このカセットをＰｖｕＩとＣｌａＩを用いて切り出し、末端を平滑化末端とし、Ｅ３Ｅ４−ｐＳｈｕｔｔｌｅ（−ＮｄｅＩ）−ＡｄＥＡＳＹのＥ３領域中の平滑末端化され脱リン酸化されたＮｈｅＩ切断部位へクローニングした。このようにして、カセットはＥ２後期プロモーター、オープンリーディングフレームＥｌａ１２Ｓ及びＳＶ−４０後期ポリアデニル化シグナルを包含する。得られたコンストラクトは、Ｅ２−後期−Ｅｌａ１２Ｓ−Ｅ３Ｅ４−ｐＳｈｕｔｔｌｅ（−Ｎｄｅｌ）−ＡｄＥＡＳＹである。

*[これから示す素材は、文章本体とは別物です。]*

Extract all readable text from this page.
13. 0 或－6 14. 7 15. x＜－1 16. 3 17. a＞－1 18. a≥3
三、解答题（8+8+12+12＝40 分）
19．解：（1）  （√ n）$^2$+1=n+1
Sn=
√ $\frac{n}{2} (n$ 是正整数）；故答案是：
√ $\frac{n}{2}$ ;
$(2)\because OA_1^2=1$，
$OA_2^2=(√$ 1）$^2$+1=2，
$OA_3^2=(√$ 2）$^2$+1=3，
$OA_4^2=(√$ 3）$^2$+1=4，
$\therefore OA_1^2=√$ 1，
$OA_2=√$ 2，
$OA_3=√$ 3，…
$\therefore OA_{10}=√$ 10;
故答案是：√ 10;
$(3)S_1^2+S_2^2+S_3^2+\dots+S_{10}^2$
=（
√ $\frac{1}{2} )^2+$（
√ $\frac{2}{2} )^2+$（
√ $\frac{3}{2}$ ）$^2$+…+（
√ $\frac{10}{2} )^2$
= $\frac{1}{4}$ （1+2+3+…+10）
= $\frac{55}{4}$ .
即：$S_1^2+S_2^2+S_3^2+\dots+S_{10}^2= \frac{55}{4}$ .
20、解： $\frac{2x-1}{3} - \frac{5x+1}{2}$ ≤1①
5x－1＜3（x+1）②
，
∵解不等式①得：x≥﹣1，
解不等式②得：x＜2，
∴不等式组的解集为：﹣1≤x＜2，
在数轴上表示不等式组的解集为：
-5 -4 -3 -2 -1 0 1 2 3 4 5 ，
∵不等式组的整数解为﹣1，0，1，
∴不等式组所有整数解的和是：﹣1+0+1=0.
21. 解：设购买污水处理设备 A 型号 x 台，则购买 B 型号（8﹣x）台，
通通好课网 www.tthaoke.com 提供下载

続いて、Ｅ２後期−Ｅｌａ１２Ｓ−Ｅ３Ｅ４を、Ｅ２−後期−Ｅ１ａ１２Ｓ−Ｅ３Ｅ４−ｐＳｈｕｔｔｌｅ（−ＮｄｅＩ）−ＡｄＥＡＳＹから、ＳｐｅＩ及びＰａｃＩを用いて切り出し、ＳｐｅＩ及びＰａｃＩによって切断されたｐＡｄＥＡＳＹへクローンニングした。このようにして得られたコンストラクトをＥ２−後期−Ｅ１ａ１２Ｓ−Ｅ３Ｅ４−ｐＡｄＥＡＳＹと呼んだ。

ＢＪ５１８３（ＥＣ）バクテリアをｐＳｈｕｔｔｌｅＡｄＥＡＳＹ及びＥ２−後期−Ｅ１ａ１２Ｓ−Ｅ３Ｅ４−ｐＡｄＥＡＳＹ中のプラスミドＸｖｉｒ−３’ＵＴＲにより形質転換する際に起きる相同組換えによりＡｄＰＳＪＬ−１２Ｓ−ＡｄＥＡＳＹが生成された。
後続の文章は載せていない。